My colleague, Tim Bousquet, responded with a partial accounting of the millions in “unconditionally unrepayable,” “conditionally repayable” and occasionally maybe someday repayable federal and provincial loans, grants, contributions and guarantees to Risley’s various ventures, including Clearwater and Ocean Nutrition, the world’s largest Omega-3 nutritional supplements manufacturer.

“This is how you become a billionaire in Nova Scotia,” Tim wrote. “You get the taxpayer to finance you.”

I may have missed it, but I don’t recall seeing any stories about how Risley intended to share with taxpayers some of the rewards he reaped from selling Ocean Nutrition to Royal DSM in 2012 for $600 million, or from Clearwater’s $1-billion sale this year.
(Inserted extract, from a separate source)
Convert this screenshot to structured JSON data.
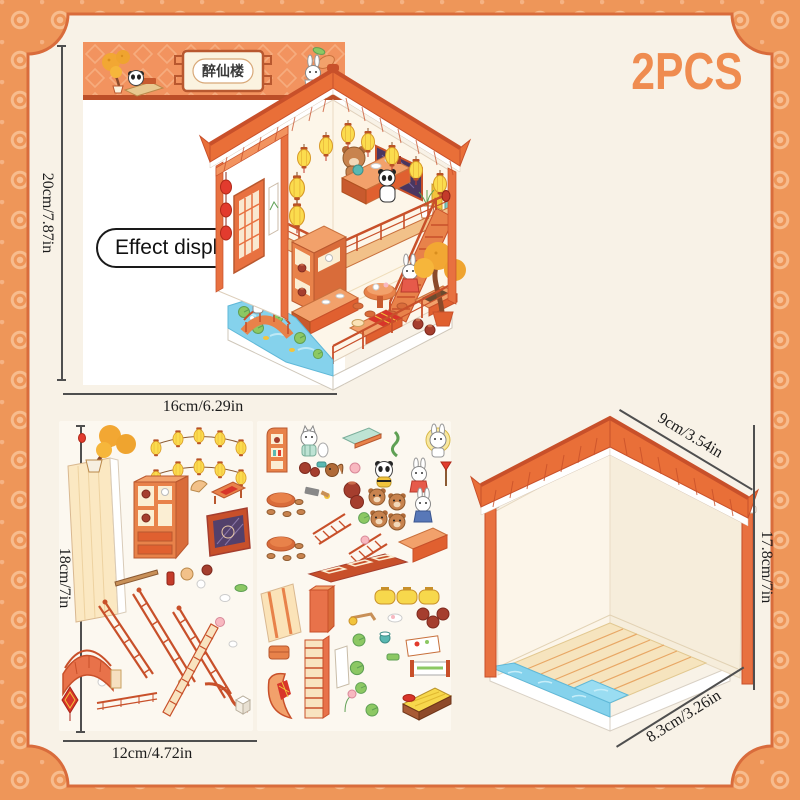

Meanwhile, back at the counting-house, Risley does his best to pay as little in tax as possible. While I don’t have a clue what he does or doesn’t pay, I think this example may be instructive about his general approach. In 2011, the Chronicle Herald’s Chris Lambie documented, Risley used a shell company to try to “avoid paying federal taxes on a $30 million line of credit” he’d used to construct a previous yacht.

So it was, is, and perhaps ever will be.

As I continued my scroll/stroll/troll through my news feed that morning, I came across this report from Canadians for Tax Fairness: It’s Time to Tax Extreme Wealth Inequality. In the past decade,  its report said, “the number and wealth of Canada’s billionaires has more than doubled. Only the top one per cent increased their share of total wealth from 2010 to 2019 while the share of all other groups declined.” During the April-October period of the current pandemic, the wealth of Canada’s biggest billionaires even grew by 28 per cent.

The tax lobby group, which noted Justin Trudeau’s federal Liberals have committed to identifying ways to tax away that extreme wealth inequality, offered Ottawa some suggestions. “A progressive annual wealth tax on the richest Canadians, on wealth of over $10 million, could generate $20 billion annually,” it pointed out. “Other progressive tax reforms such as closing tax loopholes and tackling tax havens could raise billions more.”

Maybe we could use some of those billions to twin those highways John Risley is so keen on. Or not.